Dataflow The streaming execution plan Materialize compiles a query (or materialized view) into. Built on differential dataflow; each operator processes updates and emits updates. Long-lived dataflows back materialized views and indexes; short-lived dataflows back ad-hoc reads.

Environment / environmentd A Materialize environment is the top-level tenancy unit; typically one per customer or per dev/staging/prod. environmentd is the control-plane process that owns the catalog, accepts SQL connections, schedules dataflows onto clusters, and emits most environment-scoped metrics.

Hydration The process of bringing a dataflow’s initial state up to current before it can serve queries. A newly created materialized view or index is hydrating until it catches up to upstream sources. Hydration time depends on data volume and source freshness; the Hydration row on the compute dashboard surfaces this.

Index A maintained data structure that lets queries read a subset of a collection without a full scan. In Materialize, indexes are always backed by an arrangement on a specific cluster — creating an index commits compute and memory to that cluster.
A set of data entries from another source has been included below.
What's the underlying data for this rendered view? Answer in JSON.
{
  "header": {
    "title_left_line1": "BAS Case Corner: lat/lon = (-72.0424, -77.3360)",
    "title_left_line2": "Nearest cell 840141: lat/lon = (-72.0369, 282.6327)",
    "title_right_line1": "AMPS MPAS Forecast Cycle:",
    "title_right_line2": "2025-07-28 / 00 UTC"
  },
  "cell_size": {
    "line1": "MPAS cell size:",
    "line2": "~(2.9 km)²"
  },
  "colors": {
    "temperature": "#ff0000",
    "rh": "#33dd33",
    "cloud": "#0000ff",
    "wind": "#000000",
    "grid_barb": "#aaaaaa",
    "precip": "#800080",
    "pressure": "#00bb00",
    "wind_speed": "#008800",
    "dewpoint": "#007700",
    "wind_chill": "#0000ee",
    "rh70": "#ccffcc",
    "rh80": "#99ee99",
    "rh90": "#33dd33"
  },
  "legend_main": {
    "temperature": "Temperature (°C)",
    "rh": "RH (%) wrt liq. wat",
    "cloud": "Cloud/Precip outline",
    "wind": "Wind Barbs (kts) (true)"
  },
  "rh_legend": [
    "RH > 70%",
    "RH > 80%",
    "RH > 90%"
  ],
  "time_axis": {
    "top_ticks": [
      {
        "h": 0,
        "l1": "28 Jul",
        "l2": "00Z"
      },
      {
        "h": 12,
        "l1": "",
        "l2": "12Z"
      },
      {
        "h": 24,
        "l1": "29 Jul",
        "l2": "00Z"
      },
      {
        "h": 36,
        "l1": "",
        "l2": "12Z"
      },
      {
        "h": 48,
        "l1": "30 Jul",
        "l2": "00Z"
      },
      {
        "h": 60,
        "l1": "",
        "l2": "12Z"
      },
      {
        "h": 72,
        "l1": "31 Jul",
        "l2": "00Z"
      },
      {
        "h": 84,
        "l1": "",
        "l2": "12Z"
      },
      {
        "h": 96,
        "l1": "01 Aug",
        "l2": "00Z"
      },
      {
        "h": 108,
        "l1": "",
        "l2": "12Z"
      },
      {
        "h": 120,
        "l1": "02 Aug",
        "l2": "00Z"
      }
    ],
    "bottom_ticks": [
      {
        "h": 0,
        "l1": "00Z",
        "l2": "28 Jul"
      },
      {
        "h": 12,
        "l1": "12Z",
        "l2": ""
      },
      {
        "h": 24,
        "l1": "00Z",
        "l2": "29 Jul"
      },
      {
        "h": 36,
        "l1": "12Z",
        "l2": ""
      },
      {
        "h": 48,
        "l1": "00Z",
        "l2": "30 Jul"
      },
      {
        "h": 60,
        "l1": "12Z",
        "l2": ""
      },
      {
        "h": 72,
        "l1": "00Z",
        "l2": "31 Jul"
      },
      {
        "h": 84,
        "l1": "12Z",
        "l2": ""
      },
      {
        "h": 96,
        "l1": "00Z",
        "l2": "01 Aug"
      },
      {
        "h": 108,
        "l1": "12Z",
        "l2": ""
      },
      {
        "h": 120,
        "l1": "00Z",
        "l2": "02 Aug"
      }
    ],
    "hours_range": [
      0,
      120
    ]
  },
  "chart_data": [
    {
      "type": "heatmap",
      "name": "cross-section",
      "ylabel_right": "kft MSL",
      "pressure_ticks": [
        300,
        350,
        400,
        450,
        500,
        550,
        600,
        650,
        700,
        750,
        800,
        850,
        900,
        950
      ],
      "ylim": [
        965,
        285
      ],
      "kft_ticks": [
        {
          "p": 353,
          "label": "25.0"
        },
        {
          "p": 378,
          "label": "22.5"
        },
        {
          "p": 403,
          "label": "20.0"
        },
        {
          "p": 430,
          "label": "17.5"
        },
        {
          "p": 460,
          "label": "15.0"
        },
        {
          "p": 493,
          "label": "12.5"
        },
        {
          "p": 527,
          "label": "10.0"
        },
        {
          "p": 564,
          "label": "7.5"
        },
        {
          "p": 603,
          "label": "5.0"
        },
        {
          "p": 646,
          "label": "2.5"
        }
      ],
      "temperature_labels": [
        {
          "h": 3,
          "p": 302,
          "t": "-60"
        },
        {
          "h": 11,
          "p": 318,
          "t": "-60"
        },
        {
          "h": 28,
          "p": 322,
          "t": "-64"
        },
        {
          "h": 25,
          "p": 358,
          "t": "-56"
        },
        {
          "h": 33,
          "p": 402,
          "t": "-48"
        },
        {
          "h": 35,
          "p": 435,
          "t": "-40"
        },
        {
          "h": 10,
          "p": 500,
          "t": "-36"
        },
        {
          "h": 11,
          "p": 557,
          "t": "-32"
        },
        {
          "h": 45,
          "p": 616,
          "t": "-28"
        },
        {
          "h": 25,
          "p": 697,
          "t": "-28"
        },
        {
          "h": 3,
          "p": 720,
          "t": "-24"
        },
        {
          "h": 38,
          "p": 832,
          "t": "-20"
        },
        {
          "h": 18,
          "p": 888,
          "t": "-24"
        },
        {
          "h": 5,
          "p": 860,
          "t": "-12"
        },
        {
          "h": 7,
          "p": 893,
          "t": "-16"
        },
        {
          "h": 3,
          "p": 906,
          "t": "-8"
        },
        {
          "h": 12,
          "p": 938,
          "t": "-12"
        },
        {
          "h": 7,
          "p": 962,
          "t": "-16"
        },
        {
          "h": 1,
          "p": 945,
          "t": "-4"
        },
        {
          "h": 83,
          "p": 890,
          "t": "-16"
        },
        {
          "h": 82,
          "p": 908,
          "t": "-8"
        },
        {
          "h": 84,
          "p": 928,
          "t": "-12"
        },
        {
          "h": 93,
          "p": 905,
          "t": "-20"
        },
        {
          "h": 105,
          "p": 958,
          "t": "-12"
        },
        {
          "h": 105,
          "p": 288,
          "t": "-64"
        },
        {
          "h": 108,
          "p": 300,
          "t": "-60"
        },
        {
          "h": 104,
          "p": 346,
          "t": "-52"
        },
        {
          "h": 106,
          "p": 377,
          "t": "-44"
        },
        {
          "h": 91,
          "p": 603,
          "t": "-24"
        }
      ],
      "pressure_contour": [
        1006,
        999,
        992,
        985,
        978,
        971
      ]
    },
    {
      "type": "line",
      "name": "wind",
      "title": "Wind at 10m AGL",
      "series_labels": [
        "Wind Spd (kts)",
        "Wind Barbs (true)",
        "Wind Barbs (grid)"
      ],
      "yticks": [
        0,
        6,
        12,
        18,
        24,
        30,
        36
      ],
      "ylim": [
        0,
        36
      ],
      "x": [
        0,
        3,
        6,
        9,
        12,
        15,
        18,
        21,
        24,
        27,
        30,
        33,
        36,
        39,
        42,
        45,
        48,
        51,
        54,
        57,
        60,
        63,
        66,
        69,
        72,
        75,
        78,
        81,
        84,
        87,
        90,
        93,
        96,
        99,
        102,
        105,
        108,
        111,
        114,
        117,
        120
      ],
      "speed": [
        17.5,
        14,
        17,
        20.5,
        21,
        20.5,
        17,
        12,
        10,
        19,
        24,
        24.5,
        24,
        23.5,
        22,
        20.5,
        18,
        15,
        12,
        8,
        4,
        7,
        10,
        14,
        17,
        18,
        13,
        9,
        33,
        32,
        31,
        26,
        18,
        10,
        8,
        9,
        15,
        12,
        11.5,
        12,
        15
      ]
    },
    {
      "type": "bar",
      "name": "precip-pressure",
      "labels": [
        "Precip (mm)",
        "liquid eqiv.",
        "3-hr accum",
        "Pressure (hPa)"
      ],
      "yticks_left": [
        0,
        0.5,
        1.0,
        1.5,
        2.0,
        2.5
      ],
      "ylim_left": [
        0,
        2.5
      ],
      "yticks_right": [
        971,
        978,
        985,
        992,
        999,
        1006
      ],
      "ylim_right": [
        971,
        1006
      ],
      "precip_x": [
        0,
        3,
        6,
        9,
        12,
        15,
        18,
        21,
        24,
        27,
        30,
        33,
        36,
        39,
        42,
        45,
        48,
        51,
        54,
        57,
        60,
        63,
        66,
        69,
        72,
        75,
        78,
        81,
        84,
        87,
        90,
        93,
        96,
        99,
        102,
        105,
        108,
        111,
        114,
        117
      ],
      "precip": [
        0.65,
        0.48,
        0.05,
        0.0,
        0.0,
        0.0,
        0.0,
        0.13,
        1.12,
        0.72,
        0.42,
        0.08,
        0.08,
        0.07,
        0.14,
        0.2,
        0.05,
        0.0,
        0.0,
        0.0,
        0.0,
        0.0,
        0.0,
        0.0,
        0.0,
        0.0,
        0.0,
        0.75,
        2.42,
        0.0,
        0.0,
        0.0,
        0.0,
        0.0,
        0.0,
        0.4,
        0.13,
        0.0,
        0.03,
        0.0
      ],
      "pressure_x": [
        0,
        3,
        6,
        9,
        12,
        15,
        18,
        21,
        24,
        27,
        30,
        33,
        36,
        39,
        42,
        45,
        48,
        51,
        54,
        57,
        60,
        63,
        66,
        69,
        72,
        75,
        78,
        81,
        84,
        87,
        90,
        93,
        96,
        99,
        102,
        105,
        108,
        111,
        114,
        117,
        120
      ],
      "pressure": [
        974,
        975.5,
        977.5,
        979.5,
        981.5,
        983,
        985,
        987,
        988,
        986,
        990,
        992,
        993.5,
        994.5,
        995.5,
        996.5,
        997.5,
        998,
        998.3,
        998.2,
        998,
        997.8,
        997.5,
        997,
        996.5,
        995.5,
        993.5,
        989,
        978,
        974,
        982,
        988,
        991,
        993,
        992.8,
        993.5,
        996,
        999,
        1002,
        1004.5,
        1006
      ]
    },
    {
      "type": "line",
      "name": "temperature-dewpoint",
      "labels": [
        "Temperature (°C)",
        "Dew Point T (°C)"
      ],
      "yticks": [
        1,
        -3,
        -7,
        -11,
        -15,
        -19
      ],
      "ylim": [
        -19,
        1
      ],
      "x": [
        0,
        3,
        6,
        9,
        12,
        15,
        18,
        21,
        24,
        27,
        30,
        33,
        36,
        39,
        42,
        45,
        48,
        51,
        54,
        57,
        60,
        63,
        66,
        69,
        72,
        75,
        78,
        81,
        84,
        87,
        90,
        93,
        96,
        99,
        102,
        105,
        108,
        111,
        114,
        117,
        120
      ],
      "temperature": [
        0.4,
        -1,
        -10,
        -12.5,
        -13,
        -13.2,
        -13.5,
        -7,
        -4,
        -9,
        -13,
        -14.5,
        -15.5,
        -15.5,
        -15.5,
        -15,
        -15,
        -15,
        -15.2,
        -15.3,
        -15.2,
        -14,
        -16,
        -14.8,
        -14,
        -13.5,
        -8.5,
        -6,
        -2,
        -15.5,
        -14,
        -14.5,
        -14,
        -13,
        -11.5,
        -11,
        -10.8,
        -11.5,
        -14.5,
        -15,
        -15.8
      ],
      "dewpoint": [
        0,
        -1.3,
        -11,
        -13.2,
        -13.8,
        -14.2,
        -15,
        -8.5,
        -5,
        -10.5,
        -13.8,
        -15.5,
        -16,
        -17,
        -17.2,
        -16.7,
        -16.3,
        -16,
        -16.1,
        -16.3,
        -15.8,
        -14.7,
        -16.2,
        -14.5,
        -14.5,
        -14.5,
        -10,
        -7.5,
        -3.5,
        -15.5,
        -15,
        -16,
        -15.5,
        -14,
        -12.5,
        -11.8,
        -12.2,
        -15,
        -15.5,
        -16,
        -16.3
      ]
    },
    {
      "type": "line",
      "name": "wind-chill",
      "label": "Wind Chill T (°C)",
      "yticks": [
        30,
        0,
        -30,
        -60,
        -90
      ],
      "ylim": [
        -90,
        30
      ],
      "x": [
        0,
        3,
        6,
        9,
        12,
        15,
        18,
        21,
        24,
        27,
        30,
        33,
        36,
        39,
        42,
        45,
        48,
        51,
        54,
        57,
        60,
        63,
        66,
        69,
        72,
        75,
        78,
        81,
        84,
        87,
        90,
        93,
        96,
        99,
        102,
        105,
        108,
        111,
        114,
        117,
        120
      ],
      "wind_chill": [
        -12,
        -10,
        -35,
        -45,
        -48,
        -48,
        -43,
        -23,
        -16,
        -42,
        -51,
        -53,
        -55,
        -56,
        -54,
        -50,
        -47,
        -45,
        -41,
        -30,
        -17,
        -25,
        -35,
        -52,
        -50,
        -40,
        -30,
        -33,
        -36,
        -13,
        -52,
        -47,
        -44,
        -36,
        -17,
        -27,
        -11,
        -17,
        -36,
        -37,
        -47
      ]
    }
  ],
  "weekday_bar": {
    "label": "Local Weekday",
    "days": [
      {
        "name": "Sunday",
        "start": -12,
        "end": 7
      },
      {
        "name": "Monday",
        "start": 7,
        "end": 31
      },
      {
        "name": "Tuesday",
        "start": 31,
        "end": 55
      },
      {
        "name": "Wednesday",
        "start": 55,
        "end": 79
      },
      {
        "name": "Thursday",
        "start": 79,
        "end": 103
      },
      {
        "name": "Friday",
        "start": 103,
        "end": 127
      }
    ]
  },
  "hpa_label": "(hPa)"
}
Materialized view A query whose result is incrementally maintained by a dataflow as inputs change. The user writes a SQL query once; Materialize keeps the answer continuously up-to-date.

Peek Materialize’s internal term for a read query against a materialized view or indexed table — the differential-dataflow operation that turns “give me the current value of this query” into bytes. Latency metrics like v2_mz_compute_replica_peek_duration_seconds_* describe peek latency, which is what users perceive as query latency. There is no metric named “query latency” — look for peek.

Replica (Materialize) A unit of compute capacity inside a Materialize cluster, sized in workers. Multiple replicas in one cluster provide redundancy. Not a Kubernetes replica — though under the hood each Materialize replica is implemented as one or more Kubernetes pods.

s2 / mz_catalog_server The Materialize system cluster that runs internal catalog and introspection workloads. It dominates many environment-scoped panels (peek counts, arrangement maintenance, hydration) because it’s continuously busy maintaining the catalog. Its noise floor is business-as-usual, not an anomaly — flagged here because confusing s2 activity for user activity is a common false positive.

Sink A streaming write from Materialize to an external system — Kafka, Iceberg, Postgres, MySQL. Sinks have throughput, lag, and (for transactional sinks like Iceberg) commit-latency metrics.

Source A streaming read into Materialize from an external system — Kafka, Postgres CDC, MySQL CDC, webhooks. Some source types (Postgres, MySQL) fan out into multiple subsources, one per replicated table.

Subsource A child of a multi-table source — e.g., the per-table replication streams of a Postgres source. Important wrinkle: the source_id label on mz_source_bytes_received is actually the subsource id; the parent id lives in parent_source_id. Aggregate by parent_source_id to get per-primary-source rates.

Worker A single thread of execution inside a clusterd replica. Replica size determines worker count. Per-worker metrics can surface skew or hot-spot issues but multiply cardinality, so dashboards typically aggregate to the cluster or replica level by default; per-worker breakdowns exist where the panel’s whole point is detecting drift.